Bias reduction in generalized linear models

Ioannis Kosmidis

21 March 2017

The brglm2 package

brglm2 provides tools for the estimation and inference from generalized linear models using various methods for bias reduction (Kosmidis 2014).

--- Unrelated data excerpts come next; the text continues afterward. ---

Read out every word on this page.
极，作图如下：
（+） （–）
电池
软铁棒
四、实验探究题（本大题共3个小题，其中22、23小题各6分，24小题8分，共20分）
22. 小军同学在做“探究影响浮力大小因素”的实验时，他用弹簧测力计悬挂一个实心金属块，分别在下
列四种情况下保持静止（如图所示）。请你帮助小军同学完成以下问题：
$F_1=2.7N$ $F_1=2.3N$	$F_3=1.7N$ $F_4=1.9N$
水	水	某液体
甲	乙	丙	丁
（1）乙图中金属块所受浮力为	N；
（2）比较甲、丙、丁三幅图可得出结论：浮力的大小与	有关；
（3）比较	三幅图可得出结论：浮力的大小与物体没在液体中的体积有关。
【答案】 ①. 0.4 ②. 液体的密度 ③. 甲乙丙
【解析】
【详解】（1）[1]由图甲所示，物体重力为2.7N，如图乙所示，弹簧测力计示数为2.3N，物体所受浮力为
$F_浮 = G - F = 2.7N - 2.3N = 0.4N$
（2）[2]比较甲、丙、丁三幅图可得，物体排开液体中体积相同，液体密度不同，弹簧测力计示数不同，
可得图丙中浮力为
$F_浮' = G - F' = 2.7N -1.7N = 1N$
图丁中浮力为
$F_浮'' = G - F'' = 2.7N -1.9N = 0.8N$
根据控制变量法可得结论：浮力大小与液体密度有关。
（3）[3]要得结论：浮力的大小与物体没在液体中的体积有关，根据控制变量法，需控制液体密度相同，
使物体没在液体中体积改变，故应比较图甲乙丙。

Reduction of estimation bias is achieved either through the adjusted score equations approach in Firth (1993) and Kosmidis and Firth (2009), or through the direct subtraction of an estimate of the bias of the maximum likelihood estimator from the maximum likelihood estimates as prescribed in Cordeiro and McCullagh (1991).

In the special case of generalized linear models for binomial and multinomial responses, the adjusted score equations approach returns estimates with improved frequentist properties, that are also always finite, even in cases where the maximum likelihood estimates are infinite, like in complete and quasi-complete separation as defined in Albert and Anderson (1984).

The workhorse function is brglmFit, which can be passed directly to the method argument of the glm function. brglmFit implements a quasi Fisher scoring procedure, whose special cases result in various explicit and implicit bias reduction methods for generalized linear models (the classification of bias reduction methods into explicit and implicit is given in Kosmidis 2014).

This vignette

This vignette

Other resources

The bias-reducing quasi Fisher scoring iteration is also described in detail in the bias vignette of the enrichwith R package. Kosmidis and Firth (2010) describe a parallel quasi Newton-Raphson procedure.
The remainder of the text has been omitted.